Online retailers that are already hoping for another big holiday season may want to heed these two words, “free shipping.” Jupiter Research (a unit of this site’s corporate parent) found that 89 percent of the respondents to its annual Retail Consumer Survey Report indicated that free delivery and handling was the promotion most likely to encourage their online purchases.
Moreover, the research found that 51 percent of online buyers opted for retail store purchases just to escape shipping and handling charges, and 49 percent reduced their purchases at certain online stores because of unexpectedly high or hidden shipping charges. Jupiter suggests that e-tailers should capitalize on consumers’ willingness to delay immediate gratification by offering free shipping promotions or other reasonable incentives.
The 2003 study categorized online shoppers based on how much they spent online in the past 12 months, and their responses to how strongly they agree with the statement, “I always buy from online stores that have been good to me in the past, even when offered discounts from competing online stores.”
The results on spending were almost evenly split at the $250 mark — 48 percent of the 1,952 respondents spent less and 52 percent spent more.
Further analysis helped segment the respondents into the following consumer groups: 11 percent were low spending, low retainable “Zippos;” 15 percent were low spending “Plodders” with average retainability; 22 percent were “Potentials” — low spending, high retainability; 9 percent were high spending, low retainable “Dealers;” 14 percent were high spending “Midways” with average retainability; and “Re$pectfuls” represented the largest category at 29 percent, and they were high spending with high retainability.
“Certain buyers exhibit positive ‘retainability’ traits,” said Jupiter Research senior analyst Robert Leathern. “Retailers who can find these customer segments and offer these customers good (even if not necessarily the best) prices, an easy-to-use Web site experience and great customer service will have the opportunity to profitably retain them,” he continued.
Interestingly, while “Zippos” don’t represent significant online revenue, they utilize several cross-channel information tools and other non-purchasing functionality at online retail sites — at levels exceeding some higher-spending or more retainable groups.

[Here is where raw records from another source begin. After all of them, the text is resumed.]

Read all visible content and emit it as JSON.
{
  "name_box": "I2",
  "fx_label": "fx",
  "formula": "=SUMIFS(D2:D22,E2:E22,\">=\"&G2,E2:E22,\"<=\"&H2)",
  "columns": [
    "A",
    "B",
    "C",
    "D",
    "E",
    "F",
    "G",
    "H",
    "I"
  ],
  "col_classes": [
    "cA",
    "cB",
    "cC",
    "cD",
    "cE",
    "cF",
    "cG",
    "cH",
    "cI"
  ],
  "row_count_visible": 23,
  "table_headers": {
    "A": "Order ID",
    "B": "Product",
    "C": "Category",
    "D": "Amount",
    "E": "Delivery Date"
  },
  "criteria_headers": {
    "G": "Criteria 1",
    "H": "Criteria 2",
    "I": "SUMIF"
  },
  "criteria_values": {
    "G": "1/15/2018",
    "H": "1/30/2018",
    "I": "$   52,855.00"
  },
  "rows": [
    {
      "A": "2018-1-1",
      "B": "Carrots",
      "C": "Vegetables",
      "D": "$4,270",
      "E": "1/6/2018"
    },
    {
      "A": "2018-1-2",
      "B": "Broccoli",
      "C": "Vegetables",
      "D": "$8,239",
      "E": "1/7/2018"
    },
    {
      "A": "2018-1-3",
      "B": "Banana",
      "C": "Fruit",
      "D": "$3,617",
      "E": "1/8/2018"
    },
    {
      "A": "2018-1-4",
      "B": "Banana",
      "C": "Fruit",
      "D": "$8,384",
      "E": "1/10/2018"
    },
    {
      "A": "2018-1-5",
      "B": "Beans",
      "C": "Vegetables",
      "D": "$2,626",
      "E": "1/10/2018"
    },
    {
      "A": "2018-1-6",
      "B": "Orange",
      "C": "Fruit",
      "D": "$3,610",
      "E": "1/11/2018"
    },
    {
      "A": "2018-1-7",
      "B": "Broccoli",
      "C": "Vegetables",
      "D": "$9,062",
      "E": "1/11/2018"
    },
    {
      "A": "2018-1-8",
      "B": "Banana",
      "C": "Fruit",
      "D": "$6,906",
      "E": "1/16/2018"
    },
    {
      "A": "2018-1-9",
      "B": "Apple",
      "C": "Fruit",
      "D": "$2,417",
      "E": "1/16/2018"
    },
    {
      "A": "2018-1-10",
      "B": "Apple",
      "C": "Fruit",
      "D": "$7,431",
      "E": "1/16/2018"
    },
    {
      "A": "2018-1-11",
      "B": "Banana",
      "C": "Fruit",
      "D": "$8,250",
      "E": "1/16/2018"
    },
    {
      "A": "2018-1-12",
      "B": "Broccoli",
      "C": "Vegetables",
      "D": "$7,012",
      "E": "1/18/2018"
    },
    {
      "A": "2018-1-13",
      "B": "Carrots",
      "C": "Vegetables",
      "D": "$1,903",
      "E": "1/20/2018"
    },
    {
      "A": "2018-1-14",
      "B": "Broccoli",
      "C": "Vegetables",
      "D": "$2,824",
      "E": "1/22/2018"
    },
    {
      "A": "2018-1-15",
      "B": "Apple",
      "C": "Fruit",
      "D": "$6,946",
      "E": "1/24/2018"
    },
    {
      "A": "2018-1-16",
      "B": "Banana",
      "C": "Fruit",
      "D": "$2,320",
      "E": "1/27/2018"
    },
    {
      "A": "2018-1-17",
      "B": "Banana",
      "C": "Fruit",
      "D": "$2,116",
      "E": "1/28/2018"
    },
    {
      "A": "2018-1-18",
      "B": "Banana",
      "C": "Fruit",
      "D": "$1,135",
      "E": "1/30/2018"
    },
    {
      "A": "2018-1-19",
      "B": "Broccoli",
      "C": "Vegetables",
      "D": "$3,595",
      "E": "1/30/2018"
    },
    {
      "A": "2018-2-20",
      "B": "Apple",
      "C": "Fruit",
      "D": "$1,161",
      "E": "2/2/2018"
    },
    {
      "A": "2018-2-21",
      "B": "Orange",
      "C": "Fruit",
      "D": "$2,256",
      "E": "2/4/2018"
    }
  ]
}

More than half (56 percent) search for an offline location; 40 percent download a store coupon; 37 percent contact customer service; 35 percent sign up for e-newsletters; 29 percent read articles; 9 percent apply for a store credit card; and 7 percent register for a loyalty program online.
Despite being highly proactive and comfortable online, Leathern doesn’t target Zippos as an especially convertible group because they are price-focused and deal-driven. “It might be that they only look to the Internet for deep discounts but may well purchase high-margin products in offline channels,” notes Leathern. He adds that their research behavior means they are potentially valuable to multi-channel companies.
The annual report also found that the most popular online shopping categories are books (39 percent made purchased within the past 12 months); CDs, tapes and albums (36 percent); and apparel (34 percent). Also, one-third of survey respondents reportedly made impulse purchases to take advantage of a promotion.